13 set. ’21

+ Dal Vangelo secondo Luca (7,1-10)

In quel tempo, Gesù, quando ebbe terminato di rivolgere tutte le sue parole al popolo che stava in ascolto, entrò in Cafàrnao. Il servo di un centurione era ammalato e stava per morire. Il centurione l’aveva molto caro. Perciò, avendo udito parlare di Gesù, gli mandò alcuni anziani dei Giudei a pregarlo di venire e di salvare il suo servo. Costoro, giunti da Gesù, lo supplicavano con insistenza: «Egli merita che tu gli conceda quello che chiede – dicevano –, perché ama il nostro popolo ed è stato lui a costruirci la sinagoga». Gesù si incamminò con loro. Non era ormai molto distante dalla casa, quando il centurione mandò alcuni amici a dirgli: «Signore, non disturbarti! Io non sono degno che tu entri sotto il mio tetto; per questo io stesso non mi sono ritenuto degno di venire da te; ma di’ una parola e il mio servo sarà guarito.
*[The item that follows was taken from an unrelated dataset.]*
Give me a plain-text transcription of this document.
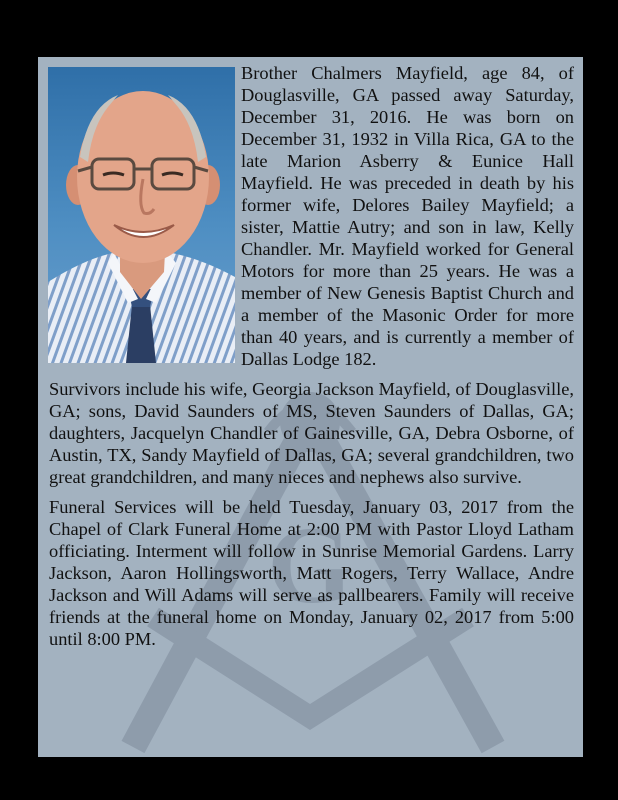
G

Brother Chalmers Mayfield, age 84, of Douglasville, GA passed away Saturday, December 31, 2016. He was born on December 31, 1932 in Villa Rica, GA to the late Marion Asberry & Eunice Hall Mayfield. He was preceded in death by his former wife, Delores Bailey Mayfield; a sister, Mattie Autry; and son in law, Kelly Chandler. Mr. Mayfield worked for General Motors for more than 25 years. He was a member of New Genesis Baptist Church and a member of the Masonic Order for more than 40 years, and is currently a member of Dallas Lodge 182.

Survivors include his wife, Georgia Jackson Mayfield, of Douglasville, GA; sons, David Saunders of MS, Steven Saunders of Dallas, GA; daughters, Jacquelyn Chandler of Gainesville, GA, Debra Osborne, of Austin, TX, Sandy Mayfield of Dallas, GA; several grandchildren, two great grandchildren, and many nieces and nephews also survive.

Funeral Services will be held Tuesday, January 03, 2017 from the Chapel of Clark Funeral Home at 2:00 PM with Pastor Lloyd Latham officiating. Interment will follow in Sunrise Memorial Gardens. Larry Jackson, Aaron Hollingsworth, Matt Rogers, Terry Wallace, Andre Jackson and Will Adams will serve as pallbearers. Family will receive friends at the funeral home on Monday, January 02, 2017 from 5:00 until 8:00 PM.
Anch’io infatti sono nella condizione di subalterno e ho dei soldati sotto di me e dico a uno: “Va’!”, ed egli va; e a un altro: “Vieni!”, ed egli viene; e al mio servo: “Fa’ questo!”, ed egli lo fa». All’udire questo, Gesù lo ammirò e, volgendosi alla folla che lo seguiva, disse: «Io vi dico che neanche in Israele ho trovato una fede così grande!». E gli inviati, quando tornarono a casa, trovarono il servo guarito.

Anche un centurione poteva essere buono. Anche un nemico poteva essere giusto. Manichei schieramenti non aiutano a cogliere e rispettare la complessità della realtà. Quest’uomo era uno speciale mecenate, benemerito benefattore dei concittadini di Simon Pietro. E fu molto di più: un soldato non arrogante, ma assai umile; un ricercatore della Verità e della Vita, cioè di Gesù; un pagano credente. E Gesù Si lasciò trovare, non eresse steccati, bensì addirittura lodò quell’uomo, e la sua bontà e la sua fede. Stupendi Segni, cioè prodigi, che la Vita ci dona, se impariamo da Gesù a coglierli (oltre che a suscitarli).